People are proud of their dialect, and you're not really taken seriously if you can't "talk broad" even if that's a very different kind of "broad" from what is spoken where you happen to be. Usually, when travelling, you speak your own dialect at first to establish that you can, then use valein ilain ("the king's/queen's speech") to make yourself understood.
Obviously, if you happen to be from Valdis where valein ilain is the local dialect, you have a problem, and indeed people from Valdis have a hard time being taken as seriously as others when they're not at home.
During the reign of King Vegelin the Great (353-380) more and more was being written down, and it was clear that the various systems of writing people had been using didn't suffice any more. The King's head clerk and historian, Mailei Halla (as famous for the Book of Halla's Left Hand as for her more serious exploits), is said to have developed a script and rules for orthography all by herself, but it's likely to have been a joint effort of the court clerks that Halla had the last word in.
Halla is rightly credited with writing a history of Valdyas in three parts: everything known about the clans before the kingdom came into being, the early history of the kingdom up to Vegelin the Great's grandfather Meruvin, and records of the time of Vegelin's mother Queen Mialle and Vegelin himself. Many copies were made. The original of the first part has always been in the palace library, but the others were lost until the second part came into the possession of Queen Alyse I's treasurer, Selevei Aylin astin Brun, and the third part was retrieved from Dol-Rayen before it fell.

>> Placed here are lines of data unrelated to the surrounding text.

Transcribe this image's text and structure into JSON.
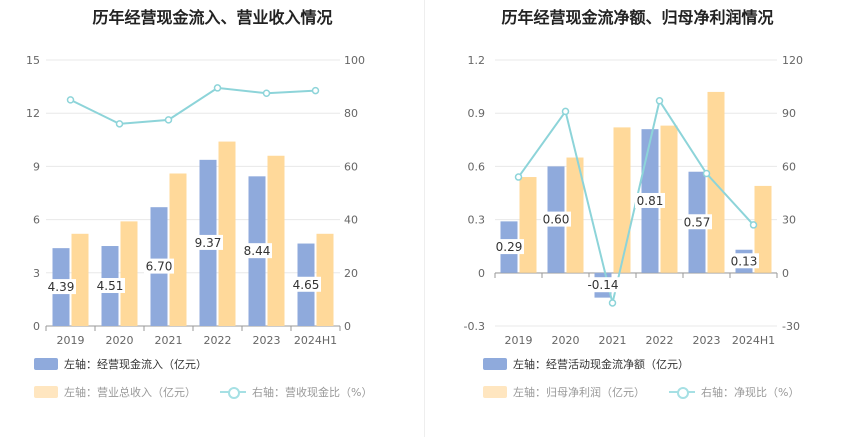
{
  "chart_data": [
    {
      "type": "bar+line",
      "title": "历年经营现金流入、营业收入情况",
      "categories": [
        "2019",
        "2020",
        "2021",
        "2022",
        "2023",
        "2024H1"
      ],
      "left_axis": {
        "ylim": [
          0,
          15
        ],
        "ticks": [
          "0",
          "3",
          "6",
          "9",
          "12",
          "15"
        ]
      },
      "right_axis": {
        "ylim": [
          0,
          100
        ],
        "ticks": [
          "0",
          "20",
          "40",
          "60",
          "80",
          "100"
        ]
      },
      "series": [
        {
          "name": "左轴：经营现金流入（亿元）",
          "type": "bar",
          "axis": "left",
          "color": "#8faadc",
          "values": [
            4.39,
            4.51,
            6.7,
            9.37,
            8.44,
            4.65
          ],
          "labels": [
            "4.39",
            "4.51",
            "6.70",
            "9.37",
            "8.44",
            "4.65"
          ]
        },
        {
          "name": "左轴：营业总收入（亿元）",
          "type": "bar",
          "axis": "left",
          "color": "#ffd99a",
          "values": [
            5.2,
            5.9,
            8.6,
            10.4,
            9.6,
            5.2
          ]
        },
        {
          "name": "右轴：营收现金比（%）",
          "type": "line",
          "axis": "right",
          "color": "#8dd4d9",
          "values": [
            85,
            76,
            77.5,
            89.5,
            87.5,
            88.5
          ]
        }
      ]
    },
    {
      "type": "bar+line",
      "title": "历年经营现金流净额、归母净利润情况",
      "categories": [
        "2019",
        "2020",
        "2021",
        "2022",
        "2023",
        "2024H1"
      ],
      "left_axis": {
        "ylim": [
          -0.3,
          1.2
        ],
        "ticks": [
          "-0.3",
          "0",
          "0.3",
          "0.6",
          "0.9",
          "1.2"
        ]
      },
      "right_axis": {
        "ylim": [
          -30,
          120
        ],
        "ticks": [
          "-30",
          "0",
          "30",
          "60",
          "90",
          "120"
        ]
      },
      "series": [
        {
          "name": "左轴：经营活动现金流净额（亿元）",
          "type": "bar",
          "axis": "left",
          "color": "#8faadc",
          "values": [
            0.29,
            0.6,
            -0.14,
            0.81,
            0.57,
            0.13
          ],
          "labels": [
            "0.29",
            "0.60",
            "-0.14",
            "0.81",
            "0.57",
            "0.13"
          ]
        },
        {
          "name": "左轴：归母净利润（亿元）",
          "type": "bar",
          "axis": "left",
          "color": "#ffd99a",
          "values": [
            0.54,
            0.65,
            0.82,
            0.83,
            1.02,
            0.49
          ]
        },
        {
          "name": "右轴：净现比（%）",
          "type": "line",
          "axis": "right",
          "color": "#8dd4d9",
          "values": [
            54,
            91,
            -17,
            97,
            56,
            27
          ]
        }
      ]
    }
  ]
}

Because so many people can read books are in great demand; you can have a book copied in a galyas ("writing shop") or pay a smaller fee for the use of ink and a desk to do the work yourself. Simple block printing is in use, and broadsheets are another way to provide reading matter for those who can't afford books.

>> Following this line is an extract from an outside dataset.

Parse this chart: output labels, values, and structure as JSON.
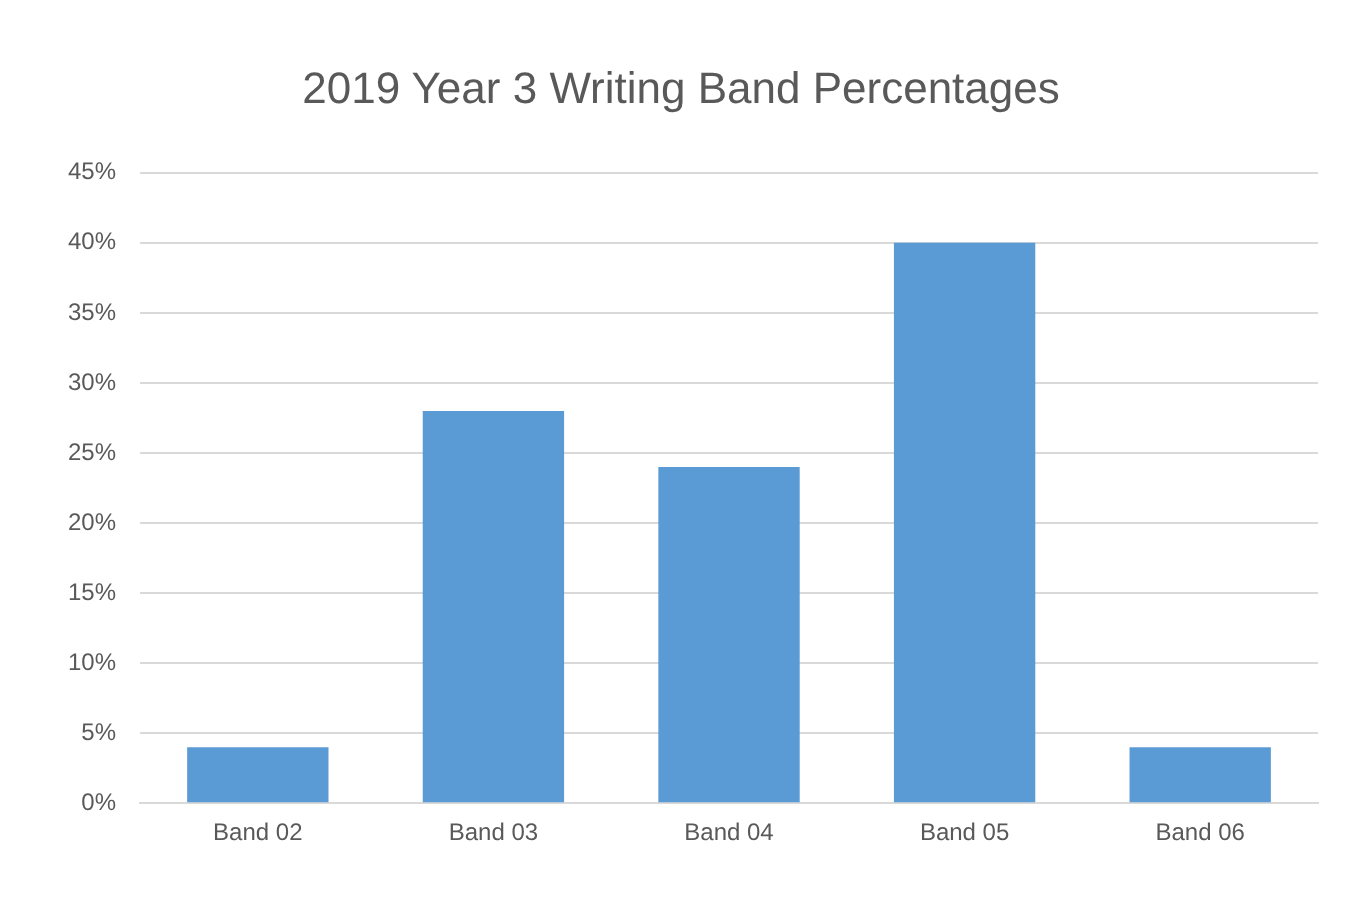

Ilaini is a highly inflected language with a basic SOV word order. It's currently in a state of transition from prepositions to postpositions and from prefixes to suffixes: when two versions of a particular phrase exist, one with a preposition and one with a postposition, the prepositional phrase is usually the older. All nominal suffixes are still productive, and only some of the nominal prefixes.
Borrowings from other languages are usually made to conform to Ilaini patterns; calesh (a poisonous herb) is one of the very few exceptions.